Look Glue's Talking - Hollywood's Knacker's Yard, Part 3
Sometimes they come back. No, really...
The Other Side Of The Wind (1970)
The victims John Huston, Peter Bogdanovich, Oja Kodar, Orson Welles (director)
The gist An ageing director [Huston] embarks on an ambitious final project. So in now way whatsoever autobiographical, then…

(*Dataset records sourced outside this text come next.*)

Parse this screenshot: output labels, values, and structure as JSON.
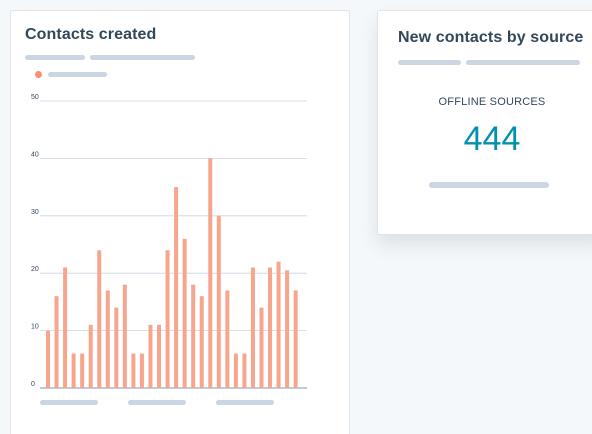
{
  "colors": {
    "page_background": "#f5f8fa",
    "card_background": "#ffffff",
    "bar": "#f8a58d",
    "legend_dot": "#ff8f73",
    "kpi_value": "#0091ae",
    "skeleton": "#cbd6e2",
    "gridline": "#cbd6e2"
  },
  "contacts_card": {
    "title": "Contacts created"
  },
  "source_card": {
    "title": "New contacts by source",
    "kpi_label": "OFFLINE SOURCES",
    "kpi_value": "444"
  },
  "chart_data": {
    "type": "bar",
    "title": "Contacts created",
    "xlabel": "",
    "ylabel": "",
    "ylim": [
      0,
      50
    ],
    "y_ticks": [
      0,
      10,
      20,
      30,
      40,
      50
    ],
    "grid": true,
    "legend": "top-left",
    "values": [
      10,
      16,
      21,
      6,
      6,
      11,
      24,
      17,
      14,
      18,
      6,
      6,
      11,
      11,
      24,
      35,
      26,
      18,
      16,
      40,
      30,
      17,
      6,
      6,
      21,
      14,
      21,
      22,
      20.5,
      17
    ]
  }
}
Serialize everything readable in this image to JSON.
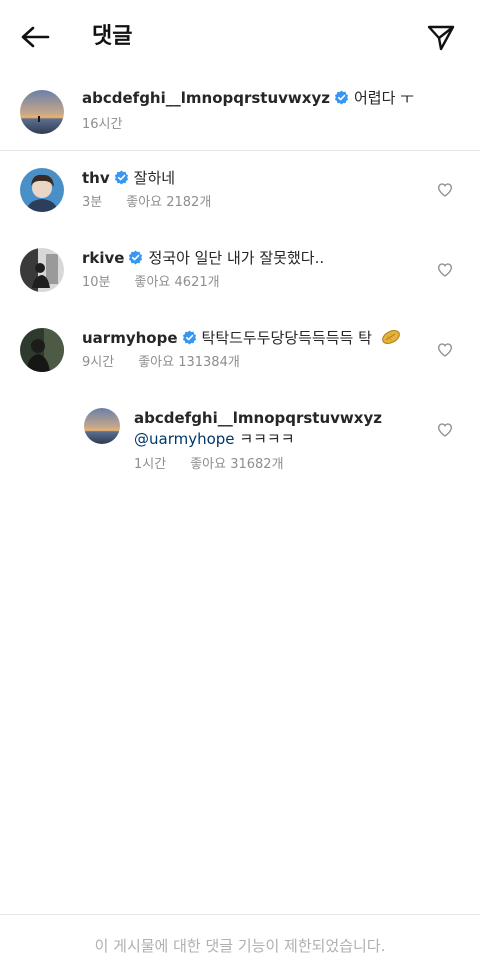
{
  "header": {
    "title": "댓글",
    "back_icon": "arrow-left-icon",
    "share_icon": "paper-plane-icon"
  },
  "caption": {
    "username": "abcdefghi__lmnopqrstuvwxyz",
    "text": "어렵다 ㅜ",
    "time": "16시간"
  },
  "comments": [
    {
      "username": "thv",
      "text": "잘하네",
      "time": "3분",
      "likes": "좋아요 2182개"
    },
    {
      "username": "rkive",
      "text": "정국아 일단 내가 잘못했다..",
      "time": "10분",
      "likes": "좋아요 4621개"
    },
    {
      "username": "uarmyhope",
      "text": "탁탁드두두당당득득득득 탁",
      "time": "9시간",
      "likes": "좋아요 131384개"
    }
  ],
  "reply": {
    "username": "abcdefghi__lmnopqrstuvwxyz",
    "mention": "@uarmyhope",
    "text": "ㅋㅋㅋㅋ",
    "time": "1시간",
    "likes": "좋아요 31682개"
  },
  "footer": {
    "text": "이 게시물에 대한 댓글 기능이 제한되었습니다."
  },
  "colors": {
    "verified_blue": "#3897f0",
    "meta_gray": "#8e8e8e",
    "mention_blue": "#00376b"
  }
}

The death blow In the land of the stillborn movie, George Orson Welles is king. It’s All True, Don Quixote, The Deep - the big man’s filmography is littered with uncompleted pictures. Usually, it was the drying up of funds that was Welles’ undoing. But the reason The Other Side Of The Wind fell apart was due to the overthrow of the Shah of Iran. Seriously. In his search for international backers, Welles had wound up borrowing money from the Shah’s brother-in-law. It might have seemed like a smart move at the time, but the upshot was he lost access to the picture following 1979’s Islamic revolution. The film then became the property of the Ayatollah Khomeini who, not being the biggest fan of western film, declined to release the footage. With the Ayatollah now dead, the film reverted to its Iranian producer who, aware they owned a significant piece of movie history, refused to hand it over to Welles’ estate.
Were we denied or saved? Cruelly denied, as was demonstrated after Netflix purchased and polished The Other Side Of The Wing. A film that ought to have received Academy Award nominations, it’s the picture that puts the top hat on the extraordinary filmmaking career of Orson Welles.